Neurochirurg o wypadku Golloba: Po urazie rdzenia małe szanse na powrót do sprawności

Leczenie Tomasza Golloba, mistrza świata na torze żużlowym, będzie bardzo długie. Są nikłe szansę, że po urazie jakiego doznał wróci do pełnej sprawności i będzie chodził – uważa znany gdański neurochirurg prof. dr hab. Wojciech Kloc, kierownik Oddziału Neurochirurgii szpitala im. Mikołaja Kopernika w Gdańsku.

Żużlowiec po niedzielnym wypadku ma złamany jeden z kręgów piersiowych i uszkodzony rdzeń kręgowy. Z neurochirurgiem profesorem Wojciechem Klocem rozmawiała Joanna Matuszewska

Joanna Matuszewska: Co może oznaczać dla pacjenta taki rodzaj urazów?
Prof. Wojciech Kloc: Uszkodzenie rdzenia to bardzo poważny uraz, jeden z najcięższych w medycynie. Wymaga natychmiastowego leczenia zachowawczego i operacyjnego. Do tego są potrzebne szpitalne oddziały ratunkowe, w których jest specjalistyczny sprzęt oraz zespół ludzi, którzy potrafią jak najszybciej udzielić pomocy.
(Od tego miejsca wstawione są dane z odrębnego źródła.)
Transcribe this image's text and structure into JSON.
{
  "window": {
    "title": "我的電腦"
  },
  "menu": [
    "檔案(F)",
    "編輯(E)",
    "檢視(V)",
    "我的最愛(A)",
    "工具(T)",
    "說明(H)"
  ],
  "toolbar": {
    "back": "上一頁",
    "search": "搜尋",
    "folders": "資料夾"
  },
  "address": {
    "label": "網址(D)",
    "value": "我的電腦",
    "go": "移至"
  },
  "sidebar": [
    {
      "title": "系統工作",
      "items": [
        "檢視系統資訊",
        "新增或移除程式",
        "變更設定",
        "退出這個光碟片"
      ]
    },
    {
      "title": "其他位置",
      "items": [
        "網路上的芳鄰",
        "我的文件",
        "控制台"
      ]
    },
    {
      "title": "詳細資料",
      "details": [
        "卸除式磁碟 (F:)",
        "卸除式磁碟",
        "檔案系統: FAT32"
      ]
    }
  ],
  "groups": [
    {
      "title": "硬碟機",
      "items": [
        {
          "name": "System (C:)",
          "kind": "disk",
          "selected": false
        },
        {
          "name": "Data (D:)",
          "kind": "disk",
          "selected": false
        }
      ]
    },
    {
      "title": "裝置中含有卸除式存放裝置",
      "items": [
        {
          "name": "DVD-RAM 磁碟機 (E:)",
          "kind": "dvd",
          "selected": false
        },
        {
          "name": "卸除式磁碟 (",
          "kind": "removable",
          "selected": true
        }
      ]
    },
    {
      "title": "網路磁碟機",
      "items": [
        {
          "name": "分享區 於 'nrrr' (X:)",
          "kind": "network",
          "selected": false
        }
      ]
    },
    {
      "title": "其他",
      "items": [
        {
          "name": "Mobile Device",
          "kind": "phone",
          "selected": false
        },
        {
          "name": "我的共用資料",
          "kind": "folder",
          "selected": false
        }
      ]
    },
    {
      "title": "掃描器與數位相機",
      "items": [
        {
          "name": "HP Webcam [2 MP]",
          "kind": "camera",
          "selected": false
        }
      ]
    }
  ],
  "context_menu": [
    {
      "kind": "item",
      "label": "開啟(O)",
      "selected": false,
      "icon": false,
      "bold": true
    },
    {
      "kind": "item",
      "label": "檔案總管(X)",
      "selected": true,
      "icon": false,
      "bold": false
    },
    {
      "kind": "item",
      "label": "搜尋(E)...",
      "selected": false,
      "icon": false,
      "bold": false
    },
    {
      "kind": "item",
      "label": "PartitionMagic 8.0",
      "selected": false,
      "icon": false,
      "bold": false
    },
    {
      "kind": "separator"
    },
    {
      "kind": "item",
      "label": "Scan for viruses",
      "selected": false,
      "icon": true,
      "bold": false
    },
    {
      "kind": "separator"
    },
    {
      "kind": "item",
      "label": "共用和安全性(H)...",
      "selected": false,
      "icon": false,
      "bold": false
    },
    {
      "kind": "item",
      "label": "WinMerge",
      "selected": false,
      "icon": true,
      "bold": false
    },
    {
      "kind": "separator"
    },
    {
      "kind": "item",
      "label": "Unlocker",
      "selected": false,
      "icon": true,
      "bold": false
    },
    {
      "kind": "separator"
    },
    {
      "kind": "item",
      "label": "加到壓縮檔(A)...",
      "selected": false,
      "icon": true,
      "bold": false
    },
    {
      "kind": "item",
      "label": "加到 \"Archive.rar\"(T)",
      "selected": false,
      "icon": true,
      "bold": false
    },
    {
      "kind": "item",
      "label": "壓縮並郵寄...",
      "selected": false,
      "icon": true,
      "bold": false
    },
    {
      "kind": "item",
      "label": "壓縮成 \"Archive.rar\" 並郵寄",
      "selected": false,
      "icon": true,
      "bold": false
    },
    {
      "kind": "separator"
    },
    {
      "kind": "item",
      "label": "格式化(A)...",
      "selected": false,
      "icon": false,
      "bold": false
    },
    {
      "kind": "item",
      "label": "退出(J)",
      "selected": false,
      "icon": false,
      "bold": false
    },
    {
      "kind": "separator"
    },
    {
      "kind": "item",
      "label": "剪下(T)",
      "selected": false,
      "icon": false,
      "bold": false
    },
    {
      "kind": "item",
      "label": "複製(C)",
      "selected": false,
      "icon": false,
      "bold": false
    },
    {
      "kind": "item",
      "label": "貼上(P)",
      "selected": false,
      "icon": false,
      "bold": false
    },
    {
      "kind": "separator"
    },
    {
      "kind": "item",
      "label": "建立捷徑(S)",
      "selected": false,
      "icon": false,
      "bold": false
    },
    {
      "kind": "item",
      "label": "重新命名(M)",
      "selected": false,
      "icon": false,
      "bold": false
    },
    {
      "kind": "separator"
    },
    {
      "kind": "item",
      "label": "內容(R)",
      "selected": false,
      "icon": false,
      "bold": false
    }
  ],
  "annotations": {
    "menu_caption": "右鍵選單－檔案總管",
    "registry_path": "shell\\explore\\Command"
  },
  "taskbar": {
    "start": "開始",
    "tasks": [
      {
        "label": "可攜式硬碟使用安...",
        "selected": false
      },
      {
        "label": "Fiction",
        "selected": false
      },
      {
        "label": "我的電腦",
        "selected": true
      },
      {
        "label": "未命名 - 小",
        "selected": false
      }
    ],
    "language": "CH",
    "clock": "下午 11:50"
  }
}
JM: W przypadku Tomasza Golloba doszło do urazu rdzenia kręgowego. Co to oznacza w praktyce?
WK: Najbardziej niebezpieczne urazy są, gdy dochodzi do uszkodzenia rdzenia kręgowego. Odcinek piersiowy i szyjny kręgosłupa są najbardziej narażone na niebezpieczeństwo, bo uraz rdzenia powoduje wypadnięcie funkcji poniżej uszkodzenia. Powstają niedowłady oraz nieodwracalne zmiany w samym rdzeniu. Chory musi się liczyć z tym, że będzie sparaliżowany do końca życia.

JM: Prawdopodobnie Tomasz Gollob ma uszkodzony, a nie przerwany rdzeń kręgowy. Jak to się może dla niego skończyć?
WK: To tylko różnica w nazewnictwie. Przerwana jest funkcja rdzenia poniżej uszkodzenia, natomiast w jaki sposób uszkodzona jest funkcja rdzenia, to określa badanie neurologiczne czy neurofizjologiczne, potwierdzające stopień uszkodzenia.

JM: Tomasz Gollob spadł z motocykla. Uderzył klatką piersiową o glebę, oprócz urazów kręgosłupa ma stłuczenia serca i płuc. Co to oznacza dla jego rehabilitacji i powrotu do zdrowia?
WK: Dla kręgosłupa mechanizm tego wypadku jest najbardziej niebezpiecznym typem urazu. To się dzieje nagle i nie jesteśmy w stanie temu zapobiec, ani my ratownicy, ani sam chory. Wiemy z mediów, że pan Gollob jeszcze czuł po wypadku drętwienie nóg. To niestety mogły być mylące objawy, i jego i lekarzy udzielających mu pomocy.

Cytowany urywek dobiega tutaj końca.